Однако за политическим иконоборчеством стояла не только шаткость самой сути новоевропейского монумента, становящегося архитектурным атрибутом. Эта шаткость нашла крайнее выражение в неосуществленности и неосуществимости идеологических монументов: в картонных сооружениях советского плана монументальной пропаганды, в разного рода гигантомании неосуществимых проектов (здесь первенство также принадлежит французским революционерам, мечтавшим украсить Париж огромными сооружениями в виде шара и других геометрических фигур). В то же время и вандалические приступы, и приступы маниакальных урбанистических видений отражали определенный кризис в развитии монумента: сомнение в его основательности. Собственно, и реставраторы ощущали этот кризис и пытались справиться с ним разными способами, в том числе заемными формами (триумфальные арки) и материалом (вроде египетского обелиска на площади Согласия или Вандомской колонны, отлитой из трофейных пушек).

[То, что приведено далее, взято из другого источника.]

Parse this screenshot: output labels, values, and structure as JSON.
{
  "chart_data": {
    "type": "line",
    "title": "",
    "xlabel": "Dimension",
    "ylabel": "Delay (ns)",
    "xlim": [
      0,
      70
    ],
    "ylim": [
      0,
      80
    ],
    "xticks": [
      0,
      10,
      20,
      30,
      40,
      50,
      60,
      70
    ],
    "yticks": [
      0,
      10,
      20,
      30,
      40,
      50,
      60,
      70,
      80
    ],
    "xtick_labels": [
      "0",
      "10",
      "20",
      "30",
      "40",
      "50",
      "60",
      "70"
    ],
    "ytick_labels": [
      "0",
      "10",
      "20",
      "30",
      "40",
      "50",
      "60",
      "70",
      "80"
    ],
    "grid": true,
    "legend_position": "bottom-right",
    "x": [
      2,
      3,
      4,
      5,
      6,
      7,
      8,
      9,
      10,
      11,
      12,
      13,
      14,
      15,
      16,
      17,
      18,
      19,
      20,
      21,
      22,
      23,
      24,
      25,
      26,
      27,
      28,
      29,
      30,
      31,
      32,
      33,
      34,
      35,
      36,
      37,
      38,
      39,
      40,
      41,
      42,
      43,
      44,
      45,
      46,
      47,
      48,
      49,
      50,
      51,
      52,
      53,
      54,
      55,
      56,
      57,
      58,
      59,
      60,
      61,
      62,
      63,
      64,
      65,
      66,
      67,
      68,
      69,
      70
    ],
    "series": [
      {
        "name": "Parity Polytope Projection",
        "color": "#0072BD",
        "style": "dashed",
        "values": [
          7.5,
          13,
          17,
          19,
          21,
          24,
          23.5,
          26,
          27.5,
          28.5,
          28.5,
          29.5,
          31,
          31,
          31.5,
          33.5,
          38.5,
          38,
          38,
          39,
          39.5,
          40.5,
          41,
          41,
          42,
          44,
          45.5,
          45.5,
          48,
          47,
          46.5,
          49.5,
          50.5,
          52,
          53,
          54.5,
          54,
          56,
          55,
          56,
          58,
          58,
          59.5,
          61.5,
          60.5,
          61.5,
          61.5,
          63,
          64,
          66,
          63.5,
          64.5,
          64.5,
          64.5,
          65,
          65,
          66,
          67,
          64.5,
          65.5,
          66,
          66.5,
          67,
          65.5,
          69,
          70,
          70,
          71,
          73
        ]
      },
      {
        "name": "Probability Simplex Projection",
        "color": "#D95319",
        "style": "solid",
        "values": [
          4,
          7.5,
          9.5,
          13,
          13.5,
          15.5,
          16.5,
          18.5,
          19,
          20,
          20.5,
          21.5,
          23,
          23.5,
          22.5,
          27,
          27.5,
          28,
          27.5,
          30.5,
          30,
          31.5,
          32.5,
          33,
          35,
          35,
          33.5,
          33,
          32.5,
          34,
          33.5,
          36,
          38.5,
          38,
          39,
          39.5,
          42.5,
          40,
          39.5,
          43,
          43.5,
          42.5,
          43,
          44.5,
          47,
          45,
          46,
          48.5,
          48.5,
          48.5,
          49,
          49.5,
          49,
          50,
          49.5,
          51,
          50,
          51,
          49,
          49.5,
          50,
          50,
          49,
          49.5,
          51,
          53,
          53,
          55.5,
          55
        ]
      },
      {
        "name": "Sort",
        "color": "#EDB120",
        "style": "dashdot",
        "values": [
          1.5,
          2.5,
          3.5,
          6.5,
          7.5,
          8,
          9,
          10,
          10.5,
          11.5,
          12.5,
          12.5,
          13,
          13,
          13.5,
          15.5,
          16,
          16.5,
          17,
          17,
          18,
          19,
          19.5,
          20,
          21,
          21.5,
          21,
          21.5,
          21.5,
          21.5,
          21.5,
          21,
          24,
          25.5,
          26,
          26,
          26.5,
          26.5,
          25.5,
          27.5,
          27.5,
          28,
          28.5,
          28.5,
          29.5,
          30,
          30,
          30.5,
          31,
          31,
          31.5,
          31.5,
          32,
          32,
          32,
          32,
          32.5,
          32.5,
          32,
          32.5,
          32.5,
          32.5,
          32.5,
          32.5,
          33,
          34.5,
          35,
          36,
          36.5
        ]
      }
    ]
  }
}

Революционные и технократические прорывы (порой оказывавшиеся синхронными или так или иначе связанными) наметили и позитивное направление обновления монументальности: технологичность и функциональность. За их счет монументальность могла получить обоснование в условиях, когда массивность уже перестала быть залогом продолжения оси, пронизывающей круговращение времен (сочетание современной техники и порыв масс позволял снести любое сооружение, а проклятия более не действовали). Утопические видения французских революционеров были, несмотря на их явную нереальность (замышлявшиеся циклопические сооружения были просто невыполнимы в тот момент технически) не только идеологическими символами, но общественно полезными сооружениями. Позднее планы гигантских сооружений у русских конструктивистов предполагали смену образа жизни. Даже бредовый Дворец советов (неосуществимость которого была обусловлена не только неудачностью выбранного для постройки места) должен был стать вполне функциональным зданием. Сочетание утопии и функциональности в революционных планах было знаменованием нового периода монументальности, где изобретательство и практическое назначение слились в конце концов в дизайнерской работе.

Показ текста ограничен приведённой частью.